Jürgen Habermas (*1929) als herausragender deutscher Philosoph und Denker hat sich in der Periode zwischen Mauerfall und Wiedervereinigung intensiv mit der Problematik der Wiedervereinigung seines Landes beschäftigt. Das war nicht das erste Mal, dass er sich in der öffentlichen Debatte eingemischt hat, wie beispielsweise 1986 im sogenannten Historikerstreit: Er „kritisierte zeitgenössische deutsche Historiker, die den Nationalsozialismus mit dem Stalinismus auf eine Stufe stellten und damit aus seiner Sicht die Verbrechen der NS-Zeit insofern relativierten, als die den Nazi-Terror entweder als Antwort auf den sowjetischen Gulag oder als antibolschewistisches Pendant dazu betrachten“. Im Verlauf der Wiedervereinigung und später kritisierte er die Regierung Kohl scharf über die Art und Weise, wie der Einigungsprozess geführt wurde. „Die Einigung sei von Kohl und anderen als ein reiner Verwaltungsakt betrachtet worden und nicht als ein normativ gewollter Akt der Bürger beider Staaten, die sich politisch selbstbewusst zu einer gemeinsamen Staatsbürgernation zusammenschließen“. Damit wollte Habermas selbstverständlich nicht die Wiedervereinigung an sich kritisieren; seine Kritik richtete sich vielmehr gegen den Modus und „gegen die Unterschätzung und Ausdünnung jenes politisch-kulturellen Polsters, in das der demokratische Rechtsstaat eingebettet sein muss, um stabil zu bleiben“. Diese von Jürgen Habermas geübte Kritik am Modus des Einigungsprozesses vom Bundeskanzler Helmut Kohl soll nun in der vorliegenden Arbeit untersucht werden.
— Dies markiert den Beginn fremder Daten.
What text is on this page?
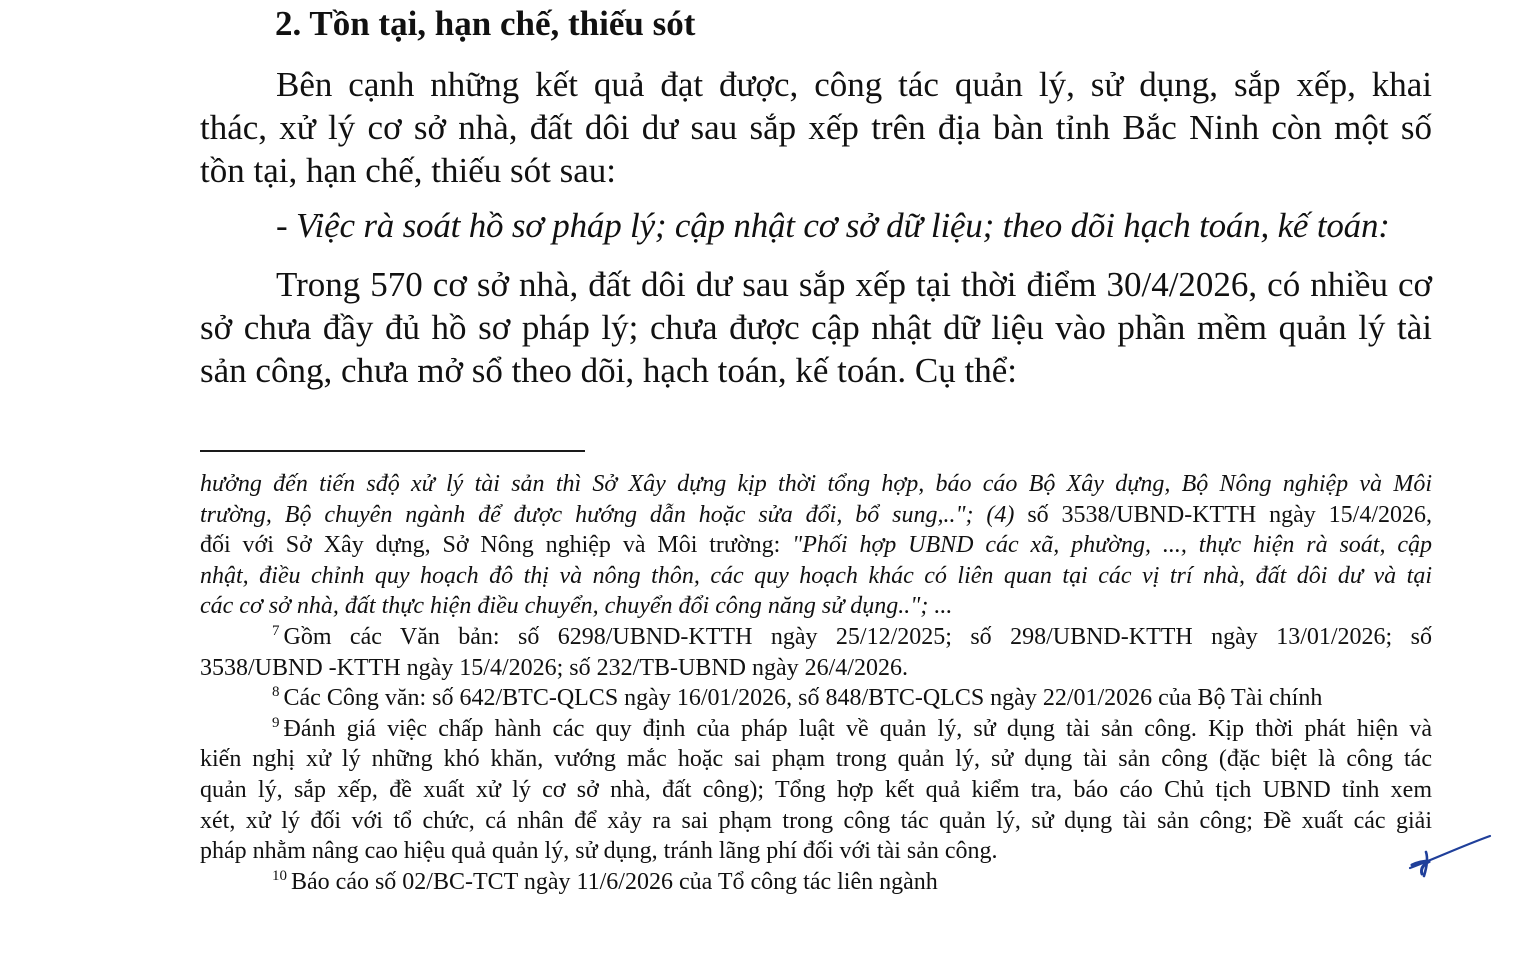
2. Tồn tại, hạn chế, thiếu sót
Bên cạnh những kết quả đạt được, công tác quản lý, sử dụng, sắp xếp, khai
thác, xử lý cơ sở nhà, đất dôi dư sau sắp xếp trên địa bàn tỉnh Bắc Ninh còn một số
tồn tại, hạn chế, thiếu sót sau:
- Việc rà soát hồ sơ pháp lý; cập nhật cơ sở dữ liệu; theo dõi hạch toán, kế toán:
Trong 570 cơ sở nhà, đất dôi dư sau sắp xếp tại thời điểm 30/4/2026, có nhiều cơ
sở chưa đầy đủ hồ sơ pháp lý; chưa được cập nhật dữ liệu vào phần mềm quản lý tài
sản công, chưa mở sổ theo dõi, hạch toán, kế toán. Cụ thể:
hưởng đến tiến sđộ xử lý tài sản thì Sở Xây dựng kịp thời tổng hợp, báo cáo Bộ Xây dựng, Bộ Nông nghiệp và Môi
trường, Bộ chuyên ngành để được hướng dẫn hoặc sửa đổi, bổ sung,.."; (4) số 3538/UBND-KTTH ngày 15/4/2026,
đối với Sở Xây dựng, Sở Nông nghiệp và Môi trường: "Phối hợp UBND các xã, phường, ..., thực hiện rà soát, cập
nhật, điều chỉnh quy hoạch đô thị và nông thôn, các quy hoạch khác có liên quan tại các vị trí nhà, đất dôi dư và tại
các cơ sở nhà, đất thực hiện điều chuyển, chuyển đổi công năng sử dụng.."; ...
$^7$ Gồm các Văn bản: số 6298/UBND-KTTH ngày 25/12/2025; số 298/UBND-KTTH ngày 13/01/2026; số
3538/UBND -KTTH ngày 15/4/2026; số 232/TB-UBND ngày 26/4/2026.
$^8$ Các Công văn: số 642/BTC-QLCS ngày 16/01/2026, số 848/BTC-QLCS ngày 22/01/2026 của Bộ Tài chính
$^9$ Đánh giá việc chấp hành các quy định của pháp luật về quản lý, sử dụng tài sản công. Kịp thời phát hiện và
kiến nghị xử lý những khó khăn, vướng mắc hoặc sai phạm trong quản lý, sử dụng tài sản công (đặc biệt là công tác
quản lý, sắp xếp, đề xuất xử lý cơ sở nhà, đất công); Tổng hợp kết quả kiểm tra, báo cáo Chủ tịch UBND tỉnh xem
xét, xử lý đối với tổ chức, cá nhân để xảy ra sai phạm trong công tác quản lý, sử dụng tài sản công; Đề xuất các giải
pháp nhằm nâng cao hiệu quả quản lý, sử dụng, tránh lãng phí đối với tài sản công.
$^{10}$ Báo cáo số 02/BC-TCT ngày 11/6/2026 của Tổ công tác liên ngành
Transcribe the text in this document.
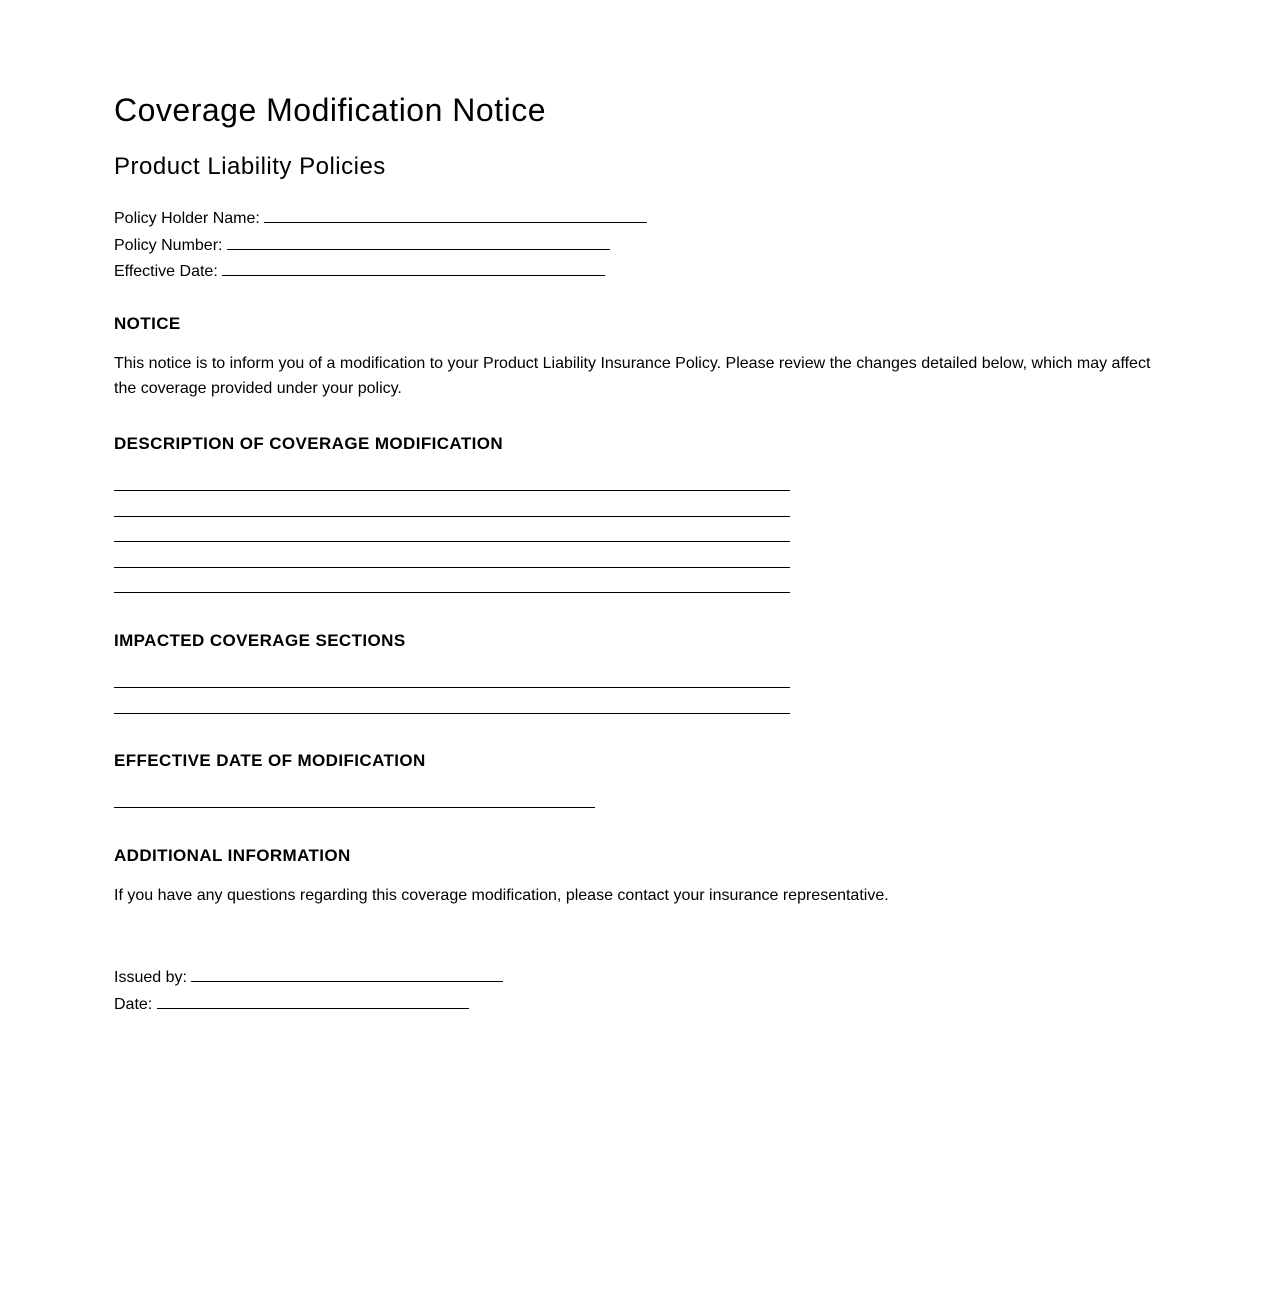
Coverage Modification Notice
Product Liability Policies
Policy Holder Name:
Policy Number:
Effective Date:
NOTICE

This notice is to inform you of a modification to your Product Liability Insurance Policy. Please review the changes detailed below, which may affect the coverage provided under your policy.

DESCRIPTION OF COVERAGE MODIFICATION
IMPACTED COVERAGE SECTIONS
EFFECTIVE DATE OF MODIFICATION
ADDITIONAL INFORMATION

If you have any questions regarding this coverage modification, please contact your insurance representative.

Issued by:
Date:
Im ersten Teil der Arbeit werden die historischen Ereignisse der Wiedervereinigung und die verfassungsrechtlichen Möglichkeiten der Wiedervereinigung untersucht. Dabei soll der Schwerpunkt insbesondere auf der Einigungsstrategie der Bundesregierung durch den Art. 23 des Grundgesetzes und Habermas Kritik an dieser Vorgehensweise als einen „Anschluss“ der DDR von der BRD gelegt werden. Im Anschluss daran sollen die von Habermas vorgeschlagenen Alternativen zum von der Bundesregierung geplanten Einigungsprozess untersucht werden: Eine Konföderation deutscher Staaten und die Einigung durch den Art. 146 des Grundgesetzes im Zusammenhang mit den beiden Begriffen Republikanismus und Verfassungspatriotismus.
Inhaltsverzeichnis
I Einleitung
II Historische und verfassungsrechtliche Hinführung
A Von der friedlichen Revolution zur Wiedervereinigung Deutschlands (1989-1990)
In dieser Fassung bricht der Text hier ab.